Sebenarnya, pendidikan berproses pada transfer of values dan sekaligus transfer of knowledge. Tapi pendidikan dengan pola yang berlangsung di atas, akan menciptakan suatu aleansi terhadap aspek immaterial. Dengan begitu, lahirlah unsure profane [pelanggaran] terhadap hak pendidikan dalam bidang rohani, karena hal tersebut cenderung menjadi semacam values inside dalam proses pendidikan.
Penggeseran yang demikian, sesungguhnya memang sulit dihindari secara sempurna, terutama dalam proses awal masa transisi seperti bangsa Indonesia mengalami perpindahan dari masyarakat agraris menjadi masyarakat industri. Maka dalam masyarakat demikian, biasanya untuk sementara akan terjadi perubahan struktrural dan perubahan cultural secara tidak sejalan, sehingga terjadi anomie  terhadap perangkat values [Durkheim, 1964:353].
Menurut Kuntowijoyo [1987:11], penyebab tersebut atau terjadinya penyempitan perhatian terhadap system nilai, juga dimungkinkan karena terjadi kesenjangan-kesenjangan antara berbagai bidang dalam kehidupan masyarakat. Maka sebagai akibatnya, individu-individu yang ada di dalamnya akan saling berpacu dengan metode-metode pilihan dan dapat mempercepat pencapaian tujuan dalam mobilisasi yang ditempuhnya.
Proses pendidikan yang dijalani akan lebih menonjolkan aspek keunggulan [materi] dan meninggalkan aspek non-keunggulan [immateri] dalam mengaktualisasikan diri dalam perubahan. Dengan demikian, pendidikan yang berlangsung tidak lagi merangkul aspek yang equilibrium sebagaimana yang digariskan dalam konsep dasar pendidikan kita [transfer of values  dan transfer of knowledge].

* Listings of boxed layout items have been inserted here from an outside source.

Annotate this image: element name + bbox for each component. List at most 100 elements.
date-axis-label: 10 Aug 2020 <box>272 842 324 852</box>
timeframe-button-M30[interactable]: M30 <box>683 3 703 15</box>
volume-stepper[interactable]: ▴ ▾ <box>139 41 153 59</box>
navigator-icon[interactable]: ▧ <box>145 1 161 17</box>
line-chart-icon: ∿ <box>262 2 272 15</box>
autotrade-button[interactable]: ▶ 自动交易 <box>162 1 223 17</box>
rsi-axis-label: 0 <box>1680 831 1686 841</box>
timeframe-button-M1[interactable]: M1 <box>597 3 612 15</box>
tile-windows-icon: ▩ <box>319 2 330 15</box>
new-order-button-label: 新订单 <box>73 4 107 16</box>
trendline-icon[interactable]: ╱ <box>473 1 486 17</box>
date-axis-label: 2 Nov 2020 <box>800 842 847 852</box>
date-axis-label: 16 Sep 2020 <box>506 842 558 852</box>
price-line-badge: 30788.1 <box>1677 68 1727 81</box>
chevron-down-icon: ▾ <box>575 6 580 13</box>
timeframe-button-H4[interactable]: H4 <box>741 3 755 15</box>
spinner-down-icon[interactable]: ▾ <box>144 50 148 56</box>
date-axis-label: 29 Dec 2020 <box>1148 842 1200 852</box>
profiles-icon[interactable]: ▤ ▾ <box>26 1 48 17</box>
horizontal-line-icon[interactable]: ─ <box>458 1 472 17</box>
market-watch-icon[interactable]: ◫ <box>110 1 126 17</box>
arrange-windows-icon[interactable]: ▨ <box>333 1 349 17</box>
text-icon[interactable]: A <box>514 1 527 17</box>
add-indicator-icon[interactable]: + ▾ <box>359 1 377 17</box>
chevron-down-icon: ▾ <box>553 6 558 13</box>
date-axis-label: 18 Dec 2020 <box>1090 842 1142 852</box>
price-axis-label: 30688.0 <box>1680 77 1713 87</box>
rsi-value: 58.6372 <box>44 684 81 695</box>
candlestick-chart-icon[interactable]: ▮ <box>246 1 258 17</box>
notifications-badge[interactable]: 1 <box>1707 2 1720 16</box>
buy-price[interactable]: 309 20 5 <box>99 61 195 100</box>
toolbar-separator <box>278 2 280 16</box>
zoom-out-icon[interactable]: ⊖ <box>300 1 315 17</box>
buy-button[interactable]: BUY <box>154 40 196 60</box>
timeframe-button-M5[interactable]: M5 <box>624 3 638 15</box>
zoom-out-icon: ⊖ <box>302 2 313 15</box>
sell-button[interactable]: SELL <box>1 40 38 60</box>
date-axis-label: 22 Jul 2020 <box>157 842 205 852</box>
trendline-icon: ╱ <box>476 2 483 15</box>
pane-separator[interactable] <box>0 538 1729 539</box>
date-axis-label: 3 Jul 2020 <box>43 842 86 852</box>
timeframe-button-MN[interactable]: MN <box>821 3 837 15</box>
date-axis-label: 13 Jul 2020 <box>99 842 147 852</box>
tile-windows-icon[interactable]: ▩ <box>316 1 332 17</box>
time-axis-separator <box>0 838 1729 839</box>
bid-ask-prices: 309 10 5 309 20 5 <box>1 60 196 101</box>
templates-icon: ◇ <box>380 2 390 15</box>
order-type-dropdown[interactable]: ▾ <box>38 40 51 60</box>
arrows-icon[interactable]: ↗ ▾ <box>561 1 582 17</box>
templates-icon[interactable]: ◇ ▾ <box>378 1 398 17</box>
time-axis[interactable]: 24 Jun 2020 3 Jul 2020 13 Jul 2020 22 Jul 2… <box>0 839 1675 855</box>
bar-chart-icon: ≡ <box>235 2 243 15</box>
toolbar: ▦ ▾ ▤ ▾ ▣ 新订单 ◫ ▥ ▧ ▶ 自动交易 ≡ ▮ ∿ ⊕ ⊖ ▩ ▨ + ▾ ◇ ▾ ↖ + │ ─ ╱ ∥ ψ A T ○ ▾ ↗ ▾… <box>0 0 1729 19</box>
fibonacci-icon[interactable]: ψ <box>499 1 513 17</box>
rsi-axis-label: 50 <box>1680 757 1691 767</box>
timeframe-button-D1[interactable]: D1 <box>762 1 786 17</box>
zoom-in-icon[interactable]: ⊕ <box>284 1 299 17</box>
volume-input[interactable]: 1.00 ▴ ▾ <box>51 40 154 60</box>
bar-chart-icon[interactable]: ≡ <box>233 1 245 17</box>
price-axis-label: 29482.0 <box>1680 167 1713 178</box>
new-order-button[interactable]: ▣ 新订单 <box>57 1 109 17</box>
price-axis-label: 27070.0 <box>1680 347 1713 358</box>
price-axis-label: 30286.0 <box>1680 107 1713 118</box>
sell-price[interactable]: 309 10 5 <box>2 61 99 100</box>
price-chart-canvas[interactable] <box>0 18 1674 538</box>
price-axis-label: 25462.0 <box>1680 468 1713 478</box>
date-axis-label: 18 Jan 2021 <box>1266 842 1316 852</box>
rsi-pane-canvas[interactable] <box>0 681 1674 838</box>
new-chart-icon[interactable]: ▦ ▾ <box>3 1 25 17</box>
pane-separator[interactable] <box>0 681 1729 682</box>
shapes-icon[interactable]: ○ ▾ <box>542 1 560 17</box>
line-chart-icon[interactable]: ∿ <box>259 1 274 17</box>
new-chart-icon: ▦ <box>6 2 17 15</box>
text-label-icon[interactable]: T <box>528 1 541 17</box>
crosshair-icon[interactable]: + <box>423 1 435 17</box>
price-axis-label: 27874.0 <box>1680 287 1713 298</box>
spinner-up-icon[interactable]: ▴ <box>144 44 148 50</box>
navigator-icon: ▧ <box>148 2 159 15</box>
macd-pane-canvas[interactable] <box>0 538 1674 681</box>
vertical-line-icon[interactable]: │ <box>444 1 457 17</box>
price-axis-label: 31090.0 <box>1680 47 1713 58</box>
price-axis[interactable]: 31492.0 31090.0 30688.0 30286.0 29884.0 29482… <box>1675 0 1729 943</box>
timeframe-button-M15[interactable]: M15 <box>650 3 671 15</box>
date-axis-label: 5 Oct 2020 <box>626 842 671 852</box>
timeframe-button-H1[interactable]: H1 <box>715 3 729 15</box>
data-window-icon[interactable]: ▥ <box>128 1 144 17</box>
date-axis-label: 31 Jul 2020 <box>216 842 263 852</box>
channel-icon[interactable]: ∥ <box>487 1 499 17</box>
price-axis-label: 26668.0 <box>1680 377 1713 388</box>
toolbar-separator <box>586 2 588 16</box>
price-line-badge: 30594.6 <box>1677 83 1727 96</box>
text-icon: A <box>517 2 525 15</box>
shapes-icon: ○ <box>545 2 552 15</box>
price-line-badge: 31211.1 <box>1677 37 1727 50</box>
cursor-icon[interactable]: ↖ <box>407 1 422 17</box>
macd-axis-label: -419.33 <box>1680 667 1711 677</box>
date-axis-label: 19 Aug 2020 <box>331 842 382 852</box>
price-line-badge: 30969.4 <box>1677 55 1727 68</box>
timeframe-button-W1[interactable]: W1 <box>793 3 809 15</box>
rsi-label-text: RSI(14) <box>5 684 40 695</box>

Ini kelak yang menjadi gejala yang sangat buruk bagi wajah pendidikan kita sebagai masyarakat yang sosialistis religius, karena pendidikan sebagai system andalam dalam pemeliharaan konsistensi terhadap hal tersebut, tidak lagi berperan sebagaimana mestinya.  Tugas kita sekarang adalah mengembalikan moral pendidikan kita pada posisi yang equilibrium  sebagaimana ide aslinya, sehingga anak cucu kita kelak menjadi orang yang cendekia sekaligus bermoral, karena pendidikan yang dijalani yang memperluas terhadap salah satu aspek dan menciptakan inside terhadap aspek lainnya.  Namun untuk sementara bantuan orangtua dan keluarga dalam mem-back up  hal tersebut sangat penting artinya. Sebab, disitulah kiranya moral pendidikan kita.



Kepustakaan
Buchori, Mochtar, 1994, Spektrum Problematika Pendidikan di Indonesia, Tiara Wacana, Yogyakarta.
Durkheim, Emile, 1964, The Division of Labor in Society, New York, The Free Press.
Hasan A. Rifai dan Amrullah Achmad, 1987, Perspektif Islam dalam Pembangunan Bangsa, PLP2M, Yogyakarta.
Karim, M. Rusli, 1991, “Pendidikan Islam di Indonesia dalam Transformasi Sosial Budaya, dalam Muslih Usa, Pendidikan Islam di Indonesia, Tiara Wacana, Yogyakarta.
Kuntowijoyo, 1987, Budaya dan Masyarakat, Tiara Wacana, Yogyakarta.
Nasution, S., 1983, Sosiologi Pendidikan, Jemmars, Bandung.